The evolutionary purpose of shame is clear, and it reveals a connection between the human mind and the minds of other animals. Dogs, for example. Shame shapes how we behave in most or all social situations. Parents (or other “mentors”) use shame, often without ill intent, to punish bad behaviour — behaviour that can easily get the child in trouble outside the safety of the nest. And because we’ll do anything to avoid shame, it usually works. The trouble with shame and addiction is that the purpose of shame has been badly distorted, skewed off in a totally unproductive direction. Like cell growth in cancer, shame related to drug use evokes more, not less, of the destructive activity. Why is that?
Last night I had an argument with my wife. Isabel and I have been together for 24 years, and our marriage is generally peaceful and happy. But of course all intimate relationships include episodes of conflict. It wasn’t really very serious. She said something that hurt my feelings, made me feel small, inadequate, and objectionable, when I felt open and loving. That’s all it took.

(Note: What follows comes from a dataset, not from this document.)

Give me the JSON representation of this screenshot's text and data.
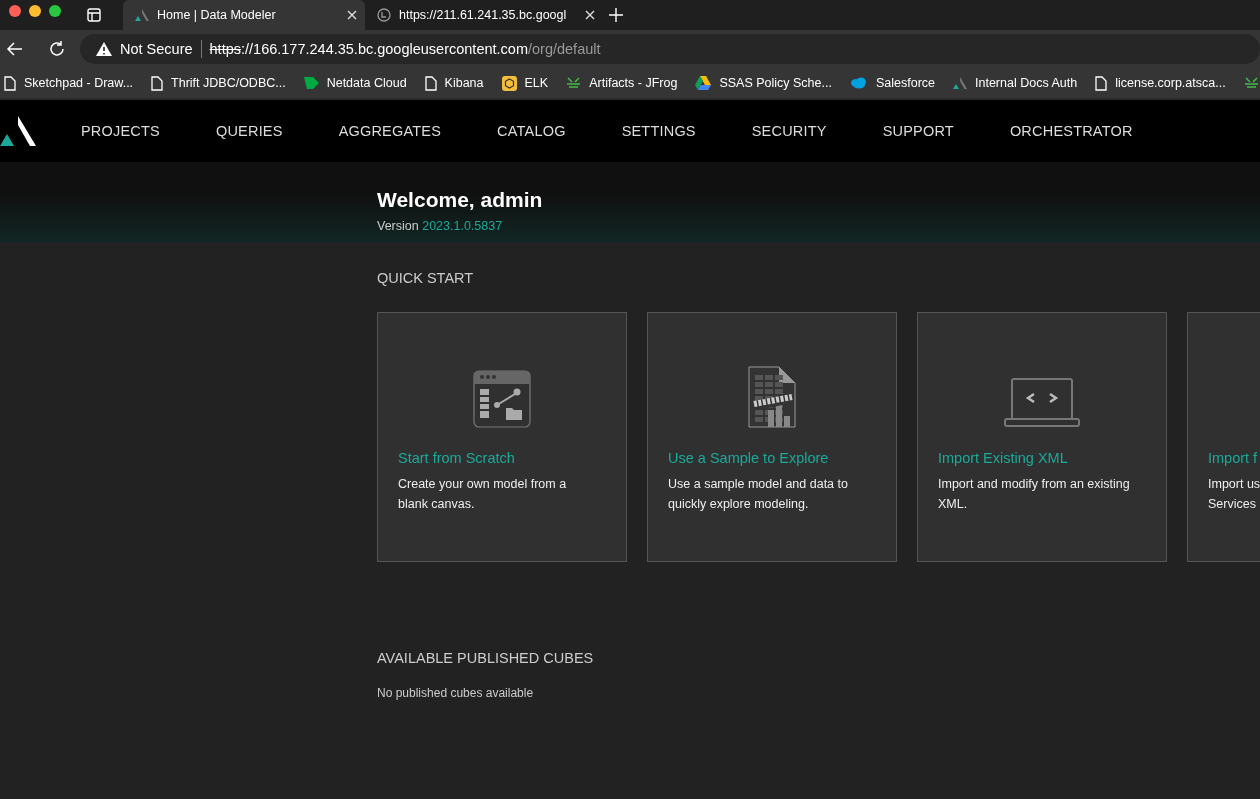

So instead of letting the feeling pass or doing my best to chase it off, I lay in bed last night trying to identify the essence of this emotion. It wasn’t that hard. The feeling was one of churning or gnashing of my insides. It was a feeling of being shredded or ground up — inside my own body, and that’s the main point. I remembered my days of addictive drug use, and I suddenly understood why shame occupies a loop that both emanates from and returns to the urge to get high. The first half of the loop is clear enough. Using drugs addictively is universally shunned because it epitomizes the loss of control, sometimes viewed as self-indulgence or hedonism. But the second half of the loop is more mysterious.
The shame induced by drug use feeds right back to drug use because getting high — changing the way it feels to be inside your own body and mind — is a highly effective way to cancel out shame. To feel ground up and savaged inside…that’s a feeling that’s intrinsically hard to escape. Because it’s your insides that are fragmenting. What keeps shame in place is the thought that you really are despicable, undeserving of being who you are. The thought “I am despicable” is pervasive because it’s a belief you accept and endorse, deliberately or not, a conclusion that arises from your own opinion of yourself, no longer from the actions of others. And as soon as you start to think, I need to get high (or drunk or stoned or fucked or whatever it is), then the ammunition for self-deprecation rises to the surface. You are despicable, indeed, because all you want to do is more of the bad behaviour.
There’s really only one effective solution for shame, and that is to be comforted, soothed, loved — reconnected with someone who cares for you. But because addiction draws us away from others who might care, this solution becomes increasingly remote. I’m completely in sync with Johann Hari’s famous mantra: “The opposite of addiction isn’t sobriety — it’s connection.” Well the opposite of shame isn’t pride; it’s also connection. That’s no coincidence.
If you want to read some philosophical writings about addiction and shame, check out Owen Flanagan. I think he’s the acknowledged master, and his writing is both accessible and powerful.